A: The main differences between the two instruments are their size, tuning, and playing techniques. A bass guitar is usually around four feet tall and is tuned in fourths, while a double bass is typically over six feet tall and is tuned in fifths. The playing techniques for each instrument are also different, with bass guitar players using their fingers or a pick, and double bass players using either a bow or their fingers.

Q: Can you play the same music on a bass and a double bass?
A: While both instruments can play similar styles of music, each has its own unique sound and playing style. Bass guitars are commonly used in rock, pop, and funk music, while double basses are often used in classical and jazz music. However, both instruments can be used in a variety of musical genres.

Q: Is one instrument easier to play than the other?
A: This depends on the player’s experience and personal preference. While the bass guitar is generally easier to learn for beginners, mastering the instrument can be just as difficult as the double bass. The larger size of the double bass can make it more challenging to play, but it also allows for a wider range of expression and versatility.

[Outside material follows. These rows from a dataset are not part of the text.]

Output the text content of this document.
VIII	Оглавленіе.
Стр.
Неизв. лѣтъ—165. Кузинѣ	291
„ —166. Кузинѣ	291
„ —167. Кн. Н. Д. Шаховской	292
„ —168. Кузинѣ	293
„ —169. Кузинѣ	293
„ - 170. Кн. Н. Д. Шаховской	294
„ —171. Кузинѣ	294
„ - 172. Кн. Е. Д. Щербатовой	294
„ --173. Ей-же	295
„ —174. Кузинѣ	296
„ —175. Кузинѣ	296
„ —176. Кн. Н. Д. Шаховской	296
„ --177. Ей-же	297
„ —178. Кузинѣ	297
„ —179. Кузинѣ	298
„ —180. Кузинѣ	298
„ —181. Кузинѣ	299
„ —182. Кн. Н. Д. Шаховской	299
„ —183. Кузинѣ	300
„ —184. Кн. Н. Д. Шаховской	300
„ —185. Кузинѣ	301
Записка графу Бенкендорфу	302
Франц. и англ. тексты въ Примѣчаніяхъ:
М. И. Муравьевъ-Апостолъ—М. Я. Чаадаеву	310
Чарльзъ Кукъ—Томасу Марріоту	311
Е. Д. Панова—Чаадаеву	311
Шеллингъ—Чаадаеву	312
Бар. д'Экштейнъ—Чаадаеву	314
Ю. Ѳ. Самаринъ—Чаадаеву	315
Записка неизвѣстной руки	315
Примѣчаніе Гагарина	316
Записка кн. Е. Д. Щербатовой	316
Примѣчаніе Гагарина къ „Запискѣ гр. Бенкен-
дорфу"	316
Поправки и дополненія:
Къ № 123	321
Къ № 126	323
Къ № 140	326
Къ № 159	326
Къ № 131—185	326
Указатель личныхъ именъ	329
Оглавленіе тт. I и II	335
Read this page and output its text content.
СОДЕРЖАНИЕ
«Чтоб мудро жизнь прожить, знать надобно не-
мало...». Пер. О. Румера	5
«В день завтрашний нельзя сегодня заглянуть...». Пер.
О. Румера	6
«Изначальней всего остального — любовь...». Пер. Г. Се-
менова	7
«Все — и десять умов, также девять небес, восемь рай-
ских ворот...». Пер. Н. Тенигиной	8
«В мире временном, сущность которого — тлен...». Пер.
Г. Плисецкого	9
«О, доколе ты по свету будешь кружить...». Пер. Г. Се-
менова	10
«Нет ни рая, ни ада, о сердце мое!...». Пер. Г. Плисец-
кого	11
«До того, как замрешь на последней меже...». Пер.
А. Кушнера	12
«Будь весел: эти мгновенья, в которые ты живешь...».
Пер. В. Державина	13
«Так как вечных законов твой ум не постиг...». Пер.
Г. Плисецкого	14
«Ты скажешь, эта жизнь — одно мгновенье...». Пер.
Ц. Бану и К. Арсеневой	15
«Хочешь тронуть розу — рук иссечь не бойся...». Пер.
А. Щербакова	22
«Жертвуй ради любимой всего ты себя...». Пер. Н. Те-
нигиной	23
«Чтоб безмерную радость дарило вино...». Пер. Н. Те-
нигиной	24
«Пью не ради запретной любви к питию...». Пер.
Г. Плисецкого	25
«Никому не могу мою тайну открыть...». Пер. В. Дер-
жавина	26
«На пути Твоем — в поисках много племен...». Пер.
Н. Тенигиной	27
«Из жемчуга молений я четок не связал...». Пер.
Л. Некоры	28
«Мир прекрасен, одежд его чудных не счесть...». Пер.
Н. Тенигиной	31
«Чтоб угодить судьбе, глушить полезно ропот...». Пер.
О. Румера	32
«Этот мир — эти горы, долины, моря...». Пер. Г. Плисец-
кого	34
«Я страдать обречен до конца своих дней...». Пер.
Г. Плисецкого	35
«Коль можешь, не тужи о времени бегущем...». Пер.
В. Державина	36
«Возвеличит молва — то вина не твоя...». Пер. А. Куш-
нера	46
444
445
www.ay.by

Q: Which instrument is more expensive?
A: Generally, double basses are more expensive than bass guitars due to their larger size and more complex construction. Professional-level double basses can easily cost thousands of dollars, while high-end bass guitars can be found for a fraction of that price.

Closing Thoughts

Now that you know the difference between a bass and a double bass, you can better appreciate the unique sounds and playing techniques associated with each instrument. Whether you prefer the driving rhythm of a bass guitar or the rich, melodic tones of a double bass, both instruments offer a world of musical opportunities to explore. Thank you for reading, and be sure to check back for more articles on music and culture.